Altıncısı: Onlarla alay etmek, onları yavaş yavaş helake sürüklemektir.

Yedincisi: Alaylarını onlara tatbik etmek, aldatmak ve hilelerini onlara çevirmektir. Bu görüşleri Muhammed b. Kasım el - Enbari zikretmiştir.

Sekizincisi: Onlarla alay etmek, meselâ birileri ateşin içinde zilletle yanarken ona:

"Azabı tat, hani sen, onurlu ve soylu idin!” (Duhan: 49) denilir. Bunu da şeyhimiz kitabında söylemiştir.

Dokuzuncusu: Ahirette dünyada sergiledikleri imanın tersini görünce onlarla alay edilmiş gibi olur.

"Bir süre taşkınlıkları içinde bocalamalarına onlara süre veriyor":

Bunda da dört görüş vardır:

Birincisi: Onlara imkan veriyor, bunu İbn Mes’ûd demiştir.

İkincisi: Onlara zaman tanıyor, bunu da İbn Abbâs demiştir.

Üçüncüsü: Onların süresini uzatıyor, bunu da Mücâhid demiştir.

Dördüncüsü: Onlara mühlet veriyor, bunu da Zeccâc demiştir.

Taşkınlık: Normalin üzerine çıkmaktır, itidalden daha fazla olmaktır. Deniz dalgalandığı zaman, taştı denir. Sel de suyu çoğaldığı zaman taştı denir.

Taşkınlıkları hususunda da iki görüş vardır:

Birincisi: Küfürleridir ki, bu cumhûrun görüşüdür.

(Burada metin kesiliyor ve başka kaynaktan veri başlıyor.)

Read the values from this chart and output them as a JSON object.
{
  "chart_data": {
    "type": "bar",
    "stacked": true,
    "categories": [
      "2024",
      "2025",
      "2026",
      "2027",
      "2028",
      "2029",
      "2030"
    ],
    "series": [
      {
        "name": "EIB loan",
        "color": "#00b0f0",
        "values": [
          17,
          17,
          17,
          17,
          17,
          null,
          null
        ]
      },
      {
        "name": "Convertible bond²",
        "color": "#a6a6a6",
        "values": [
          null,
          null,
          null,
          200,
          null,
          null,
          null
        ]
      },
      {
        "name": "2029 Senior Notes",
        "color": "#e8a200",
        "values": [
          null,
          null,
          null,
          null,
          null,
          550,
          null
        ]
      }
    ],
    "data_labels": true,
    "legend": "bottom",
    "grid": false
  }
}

İkincisi: Azgınlık ve kibirleridir, bunu da

İbn Kuteybe demiştir.

Bocalamak ise şaşkınlık manasınadır. Bir halk şairi şöyle demiştir:

Uçsuz bucaksız ıssız çöllerde

Kör cahiller bocalarlar.

İbn Kuteybe de:

Tepelerine binerler, etraflı görmezler, demiştir.